My bet is that eventually we'll end up with a powerful agentic tool that uses the browser environment to plan and execute personal agents or to deploy business agents that doesn't access system resources any more than browsers do at the moment.
Not that I'm not excited about the possibilities in personal productivity, but I don't think this is the way--if it was, we wouldn't have lost, say, the ability to have proper desktop automation via AppleScript, COM, DDE (remember that?) across mainstream desktop operating systems.

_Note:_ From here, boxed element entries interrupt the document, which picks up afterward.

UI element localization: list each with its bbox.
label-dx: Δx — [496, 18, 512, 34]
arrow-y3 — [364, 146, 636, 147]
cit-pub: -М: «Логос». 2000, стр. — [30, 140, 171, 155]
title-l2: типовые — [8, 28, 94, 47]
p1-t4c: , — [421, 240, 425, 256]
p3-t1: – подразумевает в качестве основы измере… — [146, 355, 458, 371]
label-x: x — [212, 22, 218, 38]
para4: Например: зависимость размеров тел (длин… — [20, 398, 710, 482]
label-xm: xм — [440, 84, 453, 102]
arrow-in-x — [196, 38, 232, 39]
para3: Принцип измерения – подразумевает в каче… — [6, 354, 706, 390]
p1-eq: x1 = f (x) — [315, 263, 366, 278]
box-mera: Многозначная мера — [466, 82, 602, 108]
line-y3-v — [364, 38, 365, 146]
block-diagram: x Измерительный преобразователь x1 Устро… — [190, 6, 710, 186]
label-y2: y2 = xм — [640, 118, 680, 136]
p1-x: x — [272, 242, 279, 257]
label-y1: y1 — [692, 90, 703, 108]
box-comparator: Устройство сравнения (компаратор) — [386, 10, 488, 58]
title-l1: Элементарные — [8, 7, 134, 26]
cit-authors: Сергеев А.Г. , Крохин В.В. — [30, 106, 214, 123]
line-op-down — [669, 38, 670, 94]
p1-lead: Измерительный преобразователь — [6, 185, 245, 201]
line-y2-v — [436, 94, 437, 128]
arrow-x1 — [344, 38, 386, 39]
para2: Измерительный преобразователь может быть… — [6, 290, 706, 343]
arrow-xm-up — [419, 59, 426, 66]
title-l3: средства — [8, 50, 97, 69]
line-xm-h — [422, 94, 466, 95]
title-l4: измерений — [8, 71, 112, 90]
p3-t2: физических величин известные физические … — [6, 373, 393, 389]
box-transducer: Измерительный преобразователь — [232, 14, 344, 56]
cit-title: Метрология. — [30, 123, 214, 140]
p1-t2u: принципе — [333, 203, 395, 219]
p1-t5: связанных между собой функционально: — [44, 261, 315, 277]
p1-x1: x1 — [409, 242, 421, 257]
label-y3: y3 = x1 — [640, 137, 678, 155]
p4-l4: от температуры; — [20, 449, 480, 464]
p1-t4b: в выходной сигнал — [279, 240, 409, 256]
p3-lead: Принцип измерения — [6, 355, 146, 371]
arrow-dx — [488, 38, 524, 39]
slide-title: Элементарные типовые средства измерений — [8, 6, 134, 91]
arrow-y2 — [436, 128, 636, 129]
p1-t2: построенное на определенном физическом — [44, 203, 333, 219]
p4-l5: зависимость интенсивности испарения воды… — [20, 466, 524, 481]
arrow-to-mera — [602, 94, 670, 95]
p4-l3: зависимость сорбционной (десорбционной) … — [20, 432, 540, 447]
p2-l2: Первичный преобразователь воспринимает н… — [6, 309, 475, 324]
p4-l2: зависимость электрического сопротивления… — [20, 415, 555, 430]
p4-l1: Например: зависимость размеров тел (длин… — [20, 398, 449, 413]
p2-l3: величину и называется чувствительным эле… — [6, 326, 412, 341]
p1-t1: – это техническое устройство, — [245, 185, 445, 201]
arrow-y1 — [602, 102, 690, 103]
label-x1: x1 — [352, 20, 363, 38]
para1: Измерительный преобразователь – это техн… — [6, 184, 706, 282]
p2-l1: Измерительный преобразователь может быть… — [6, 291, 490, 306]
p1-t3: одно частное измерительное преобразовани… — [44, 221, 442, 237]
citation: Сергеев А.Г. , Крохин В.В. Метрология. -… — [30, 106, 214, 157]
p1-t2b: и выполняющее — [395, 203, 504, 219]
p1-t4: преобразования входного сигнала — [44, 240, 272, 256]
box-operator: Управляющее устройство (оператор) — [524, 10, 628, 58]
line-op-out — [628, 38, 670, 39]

And today this is.. not sufficient. What we require today is to run software protected from each other. For quite some time I tried to use Unix permissions for this (one user per application I run), but it's totally unworkable. You need a capabilities model, not an user permission model
Anyway I already linked this elsewhere in this thread but in this comment it's a better fit https://xkcd.com/1200/
Locking down features to have a unified experience is what a browser should do, after all, no matter the performance. Of course there are various vendors who tried to break this by introducing platform specific stuff, but that's also why IE, and later Edge (non-chrome) died a horrible death
There are external sandbox escapes such as Adobe Flash, ActiveX, Java Applet and Silverlight though, but those external escapes are often another sandbox of its own, despite all of them being a horrible one...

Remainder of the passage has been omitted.